By calculating the internal and external matching degree, it is possible to clarify the matching degree between the affected area and the external rescue points, improving the specificity of the rescue while reducing rescue costs.

From this study on the internally and externally coupled material dispatch during epidemic events, it is evident that coupling internal and external dispatch during disasters can effectively improve the effectiveness and level of rescue operations. Relying solely on internal material dispatch within the affected area cannot effectively meet the demand in a timely manner, nor is it realistic. In fact, external rescue is commonly present and effective in actual emergency dispatch events.

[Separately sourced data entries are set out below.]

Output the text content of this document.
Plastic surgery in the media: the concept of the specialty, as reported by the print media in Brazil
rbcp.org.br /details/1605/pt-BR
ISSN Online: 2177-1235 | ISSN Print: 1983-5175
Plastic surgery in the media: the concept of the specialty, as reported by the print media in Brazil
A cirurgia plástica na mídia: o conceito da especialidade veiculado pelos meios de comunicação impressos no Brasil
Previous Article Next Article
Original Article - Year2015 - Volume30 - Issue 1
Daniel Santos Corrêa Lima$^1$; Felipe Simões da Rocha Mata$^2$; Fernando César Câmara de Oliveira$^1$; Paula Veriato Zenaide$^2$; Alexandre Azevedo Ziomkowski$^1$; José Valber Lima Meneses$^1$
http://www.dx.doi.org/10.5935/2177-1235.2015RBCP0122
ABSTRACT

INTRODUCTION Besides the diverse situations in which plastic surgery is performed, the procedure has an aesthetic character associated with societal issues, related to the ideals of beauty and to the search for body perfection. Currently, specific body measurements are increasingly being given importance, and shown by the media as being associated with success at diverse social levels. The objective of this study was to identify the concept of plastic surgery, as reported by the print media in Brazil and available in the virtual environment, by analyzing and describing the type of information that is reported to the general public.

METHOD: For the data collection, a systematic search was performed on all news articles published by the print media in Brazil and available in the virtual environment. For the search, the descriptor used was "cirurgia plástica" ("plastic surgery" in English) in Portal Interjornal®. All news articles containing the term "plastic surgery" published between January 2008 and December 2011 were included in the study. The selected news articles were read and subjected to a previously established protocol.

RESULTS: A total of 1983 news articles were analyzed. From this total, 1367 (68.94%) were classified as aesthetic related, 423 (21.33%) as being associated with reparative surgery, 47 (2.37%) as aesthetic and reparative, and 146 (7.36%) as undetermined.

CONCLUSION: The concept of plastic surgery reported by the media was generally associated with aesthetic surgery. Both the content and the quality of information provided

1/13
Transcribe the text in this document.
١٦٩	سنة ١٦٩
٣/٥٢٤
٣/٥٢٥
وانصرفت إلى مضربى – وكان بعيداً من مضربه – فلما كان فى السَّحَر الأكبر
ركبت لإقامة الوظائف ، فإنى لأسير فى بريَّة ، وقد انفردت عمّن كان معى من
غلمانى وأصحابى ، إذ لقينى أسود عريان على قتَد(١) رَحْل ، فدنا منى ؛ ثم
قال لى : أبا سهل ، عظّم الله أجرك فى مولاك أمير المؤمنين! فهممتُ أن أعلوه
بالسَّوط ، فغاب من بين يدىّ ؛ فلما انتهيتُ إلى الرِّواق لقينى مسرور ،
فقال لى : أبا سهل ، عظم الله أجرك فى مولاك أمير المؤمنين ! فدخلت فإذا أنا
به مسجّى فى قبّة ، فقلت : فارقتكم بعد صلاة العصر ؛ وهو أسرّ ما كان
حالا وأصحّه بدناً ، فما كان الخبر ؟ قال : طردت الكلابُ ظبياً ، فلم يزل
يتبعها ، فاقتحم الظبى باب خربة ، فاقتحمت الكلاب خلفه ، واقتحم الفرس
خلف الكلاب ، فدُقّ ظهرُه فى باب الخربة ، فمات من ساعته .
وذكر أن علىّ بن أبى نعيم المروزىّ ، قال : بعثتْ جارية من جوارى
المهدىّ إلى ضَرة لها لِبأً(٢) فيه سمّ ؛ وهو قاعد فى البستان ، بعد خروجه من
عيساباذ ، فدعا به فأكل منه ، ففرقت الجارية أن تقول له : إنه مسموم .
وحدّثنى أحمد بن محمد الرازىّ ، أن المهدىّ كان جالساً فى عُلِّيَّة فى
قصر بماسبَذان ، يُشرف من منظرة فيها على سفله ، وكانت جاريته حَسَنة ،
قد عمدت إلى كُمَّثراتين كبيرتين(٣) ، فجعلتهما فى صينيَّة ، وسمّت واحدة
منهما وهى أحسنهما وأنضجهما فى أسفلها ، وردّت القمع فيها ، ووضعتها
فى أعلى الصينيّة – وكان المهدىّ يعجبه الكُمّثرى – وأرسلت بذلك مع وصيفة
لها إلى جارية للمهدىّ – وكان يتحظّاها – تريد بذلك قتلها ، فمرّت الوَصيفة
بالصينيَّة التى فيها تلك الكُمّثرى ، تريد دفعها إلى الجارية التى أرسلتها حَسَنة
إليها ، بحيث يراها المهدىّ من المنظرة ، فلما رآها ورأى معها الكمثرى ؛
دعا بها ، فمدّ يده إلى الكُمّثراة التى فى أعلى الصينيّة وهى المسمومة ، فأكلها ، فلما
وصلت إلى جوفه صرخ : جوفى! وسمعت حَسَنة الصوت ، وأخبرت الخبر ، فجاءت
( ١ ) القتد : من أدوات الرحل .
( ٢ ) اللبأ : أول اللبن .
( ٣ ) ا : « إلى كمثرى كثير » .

Therefore, considering coupled internal and external material dispatch would be a key focus of future research.

This paper introduces the perspective of external rescue for epidemic internal and external coupled dispatch, but it has some limitations: the selection of external rescue cities is relatively subjective, lacking a scientific and reasonable method, making it difficult to choose the most suitable external rescue city for different affected points; the external rescue process is relatively simple and idealized, lacking consideration of possible issues during the rescue process. Therefore, a future study will attempt to construct a scientific method for selecting external rescue cities, subdivide the external rescue process, investigate possible issues, and propose corresponding strategies.